Ibarat di sekolah, Salatiga adalah guru dan teladan dalam toleransi. Ia layak digugu dan ditiru murid-muridnya. Tak terkecuali olehku, Jombang.
*
Sejak lama aku selalu merasakan atmosfir paseduluran saat berkunjung ke banyak gereja, khususnya gereja-gereja berafiliasi Jawa. Para umat dan pendetanya selalu nyemanak, enak diajak ngobrol dan rendah hati.
Begitu pula saat aku tiba di GKJ Sidomukti Salatiga. Gereja ini berulang tahun yang ke-32. Masih belum terlalu tua memang, jika misalnya dibandingkan dengan GKJW Bongsorejo Jombang.
Sabtu pagi (13/12), perayaan ulang tahunnya diperingati dengan jagongan lintas agama. Tempatnya di ruang ibadah. Cukup luas. Muat 150 orang.
Yang hadir sekitar 130an orang. Banyak orang Islam. Yang berjilbab tidak sedikit.
Aku ketemu banyak kawan lama, misalnya Pdt. Gunawan Yuli, Mas Suwarto Adi, Pdt. Izak Lattu, Gus Bahruddin Qoryah Tayyibah, Pdt. Roy dan tentu saja tuan dan puan rumah; Pdt. Eben serta Pdt. Maya. Aku baru tahu nama terakhir tadi adalah pendeta di GPIB .
Yang tidak aku sangka-sangka, datang juga pendeta supersenior GPIB, mahaguru Perjanjian Lama UKDW, almukarrom wa shohibul fadhilah, Pdt. Gerrit.
"Masyaalloh, Prof. Matur nuwun," ujarku bersalaman dan memeluknya.
Ia datang ditemani Daniel mahasiswanya. Pdt Gerrit memang istimewa. Sejak dulu selalu terlihat dikelilingi cowok-cowok ganteng dan, rata-rata, pintar.
"Betapa beratnya menjaga citra Salatiga," kataku.
Sebagai guru, Salatiga sangatlah layak dijadikan contoh toleransi. Kota ini perlu terus dijaga agar tetap sehat dan menginspirasi.

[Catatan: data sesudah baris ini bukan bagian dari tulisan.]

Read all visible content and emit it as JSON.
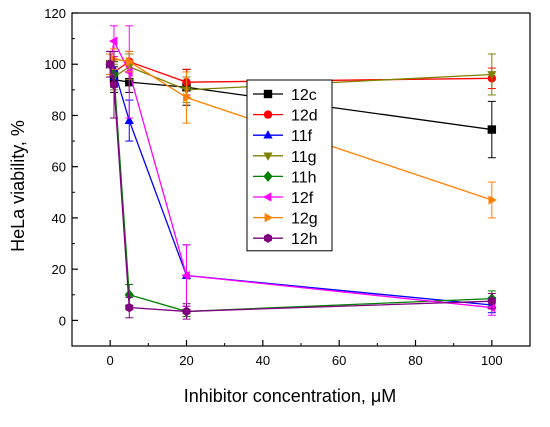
{
  "chart_data": {
    "type": "line",
    "title": "",
    "xlabel": "Inhibitor concentration, μM",
    "ylabel": "HeLa viability, %",
    "xlim": [
      -10,
      110
    ],
    "ylim": [
      -10,
      120
    ],
    "xticks": [
      0,
      20,
      40,
      60,
      80,
      100
    ],
    "yticks": [
      0,
      20,
      40,
      60,
      80,
      100,
      120
    ],
    "grid": false,
    "legend_position": "center",
    "series": [
      {
        "name": "12c",
        "color": "#000000",
        "marker": "square",
        "x": [
          0,
          1,
          5,
          20,
          100
        ],
        "y": [
          100,
          94,
          93,
          91,
          74.5
        ],
        "err": [
          5,
          5,
          4,
          7,
          11
        ]
      },
      {
        "name": "12d",
        "color": "#ff0000",
        "marker": "circle",
        "x": [
          0,
          1,
          5,
          20,
          100
        ],
        "y": [
          100,
          97,
          101,
          93,
          94.5
        ],
        "err": [
          4,
          4,
          4,
          5,
          4
        ]
      },
      {
        "name": "11f",
        "color": "#0000ff",
        "marker": "triangle-up",
        "x": [
          0,
          1,
          5,
          20,
          100
        ],
        "y": [
          100,
          98,
          78,
          17.5,
          6
        ],
        "err": [
          4,
          4,
          8,
          12,
          3
        ]
      },
      {
        "name": "11g",
        "color": "#808000",
        "marker": "triangle-down",
        "x": [
          0,
          1,
          5,
          20,
          100
        ],
        "y": [
          100,
          95,
          99,
          90,
          96
        ],
        "err": [
          4,
          5,
          5,
          5,
          8
        ]
      },
      {
        "name": "11h",
        "color": "#008000",
        "marker": "diamond",
        "x": [
          0,
          1,
          5,
          20,
          100
        ],
        "y": [
          100,
          96,
          10,
          3.5,
          8.5
        ],
        "err": [
          4,
          5,
          4,
          2,
          3
        ]
      },
      {
        "name": "12f",
        "color": "#ff00ff",
        "marker": "triangle-left",
        "x": [
          0,
          1,
          5,
          20,
          100
        ],
        "y": [
          100,
          109,
          97,
          17.5,
          5
        ],
        "err": [
          4,
          6,
          18,
          12,
          3
        ]
      },
      {
        "name": "12g",
        "color": "#ff8000",
        "marker": "triangle-right",
        "x": [
          0,
          1,
          5,
          20,
          100
        ],
        "y": [
          100,
          102,
          101,
          87,
          47
        ],
        "err": [
          4,
          4,
          4,
          10,
          7
        ]
      },
      {
        "name": "12h",
        "color": "#800080",
        "marker": "hexagon",
        "x": [
          0,
          1,
          5,
          20,
          100
        ],
        "y": [
          100,
          92,
          5,
          3.5,
          7.5
        ],
        "err": [
          5,
          13,
          4,
          3,
          3
        ]
      }
    ]
  }
}
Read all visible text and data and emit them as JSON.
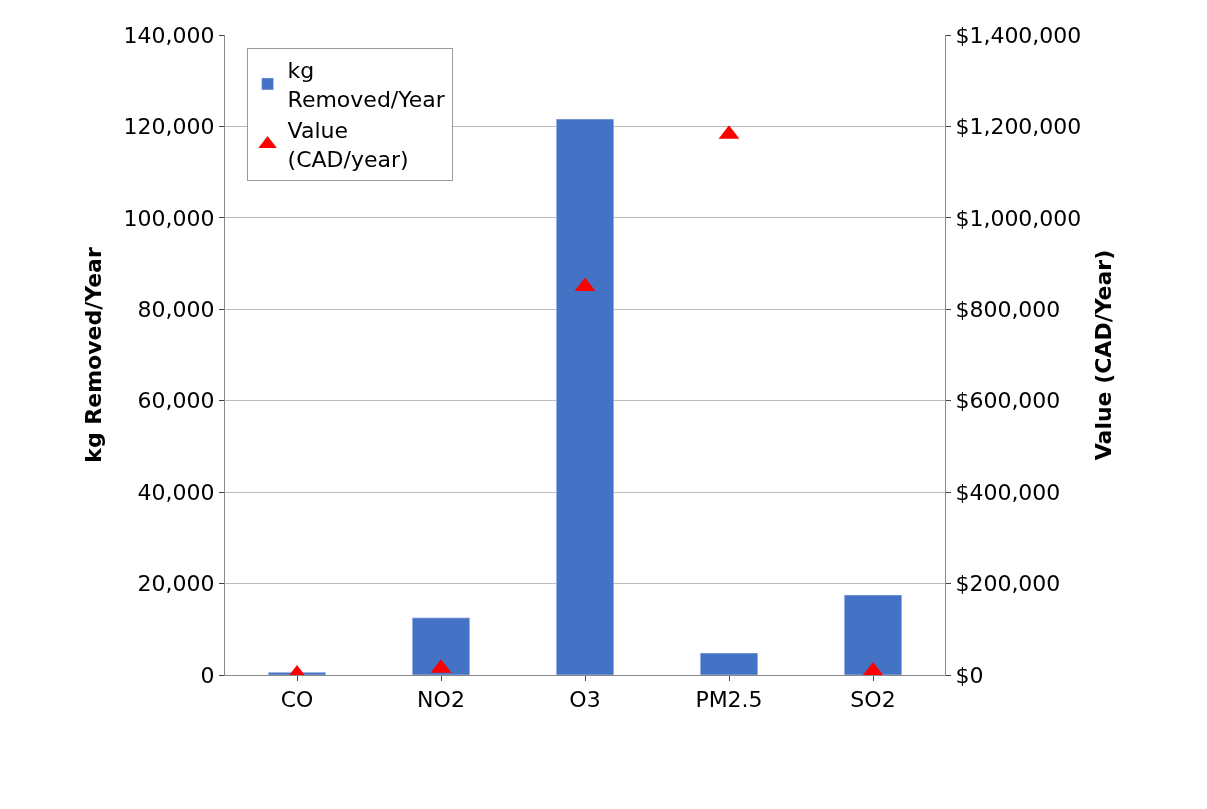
{
  "chart_data": {
    "type": "bar",
    "categories": [
      "CO",
      "NO2",
      "O3",
      "PM2.5",
      "SO2"
    ],
    "ylabel": "kg Removed/Year",
    "y2label": "Value (CAD/Year)",
    "series": [
      {
        "name": "kg Removed/Year",
        "color": "#4472c4",
        "values": [
          600,
          12500,
          121600,
          4800,
          17500
        ]
      },
      {
        "name": "Value (CAD/year)",
        "type": "scatter",
        "axis": "y2",
        "marker": "triangle",
        "color": "#ff0000",
        "values": [
          2000,
          15000,
          850000,
          1183000,
          9000
        ]
      }
    ],
    "ylim": [
      0,
      140000
    ],
    "yticks": [
      {
        "value": 0,
        "label": "0"
      },
      {
        "value": 20000,
        "label": "20,000"
      },
      {
        "value": 40000,
        "label": "40,000"
      },
      {
        "value": 60000,
        "label": "60,000"
      },
      {
        "value": 80000,
        "label": "80,000"
      },
      {
        "value": 100000,
        "label": "100,000"
      },
      {
        "value": 120000,
        "label": "120,000"
      },
      {
        "value": 140000,
        "label": "140,000"
      }
    ],
    "y2lim": [
      0,
      1400000
    ],
    "y2ticks": [
      {
        "value": 0,
        "label": "$0"
      },
      {
        "value": 200000,
        "label": "$200,000"
      },
      {
        "value": 400000,
        "label": "$400,000"
      },
      {
        "value": 600000,
        "label": "$600,000"
      },
      {
        "value": 800000,
        "label": "$800,000"
      },
      {
        "value": 1000000,
        "label": "$1,000,000"
      },
      {
        "value": 1200000,
        "label": "$1,200,000"
      },
      {
        "value": 1400000,
        "label": "$1,400,000"
      }
    ],
    "grid": "y",
    "legend": "top left"
  }
}
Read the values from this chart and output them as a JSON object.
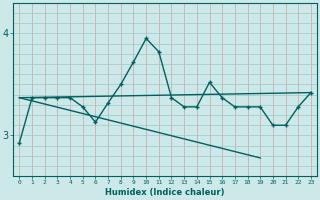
{
  "xlabel": "Humidex (Indice chaleur)",
  "bg_color": "#cde8e8",
  "line_color": "#006060",
  "vert_grid_color": "#c8b0b0",
  "horiz_grid_color": "#a0c8c8",
  "x_ticks": [
    0,
    1,
    2,
    3,
    4,
    5,
    6,
    7,
    8,
    9,
    10,
    11,
    12,
    13,
    14,
    15,
    16,
    17,
    18,
    19,
    20,
    21,
    22,
    23
  ],
  "y_ticks": [
    3,
    4
  ],
  "ylim": [
    2.6,
    4.3
  ],
  "xlim": [
    -0.5,
    23.5
  ],
  "line1_x": [
    0,
    1,
    2,
    3,
    4,
    5,
    6,
    7,
    8,
    9,
    10,
    11,
    12,
    13,
    14,
    15,
    16,
    17,
    18,
    19,
    20,
    21,
    22,
    23
  ],
  "line1_y": [
    2.93,
    3.37,
    3.37,
    3.37,
    3.37,
    3.28,
    3.13,
    3.32,
    3.5,
    3.72,
    3.95,
    3.82,
    3.37,
    3.28,
    3.28,
    3.52,
    3.37,
    3.28,
    3.28,
    3.28,
    3.1,
    3.1,
    3.28,
    3.42
  ],
  "line2_x": [
    0,
    23
  ],
  "line2_y": [
    3.37,
    3.42
  ],
  "line3_x": [
    0,
    19
  ],
  "line3_y": [
    3.37,
    2.78
  ]
}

Itu sebabnya, aku sendiri sedikit agak mengkhawatirkan "kesehatan,' kota sejuk nan asri ini. Beberapa jurnal yang aku baca menyatakan Salatiga terbilang cukup rapuh dibalik kewibawaannya.
"Ada satu gereja yang konon belum dapat IMB sejak 12 tahun lalu. Bahkan ada yang telah mengantongi IMB namun belum bisa membangun sejak lama, di kota ini. Ini tantangan kita semua," kataku kepada forum.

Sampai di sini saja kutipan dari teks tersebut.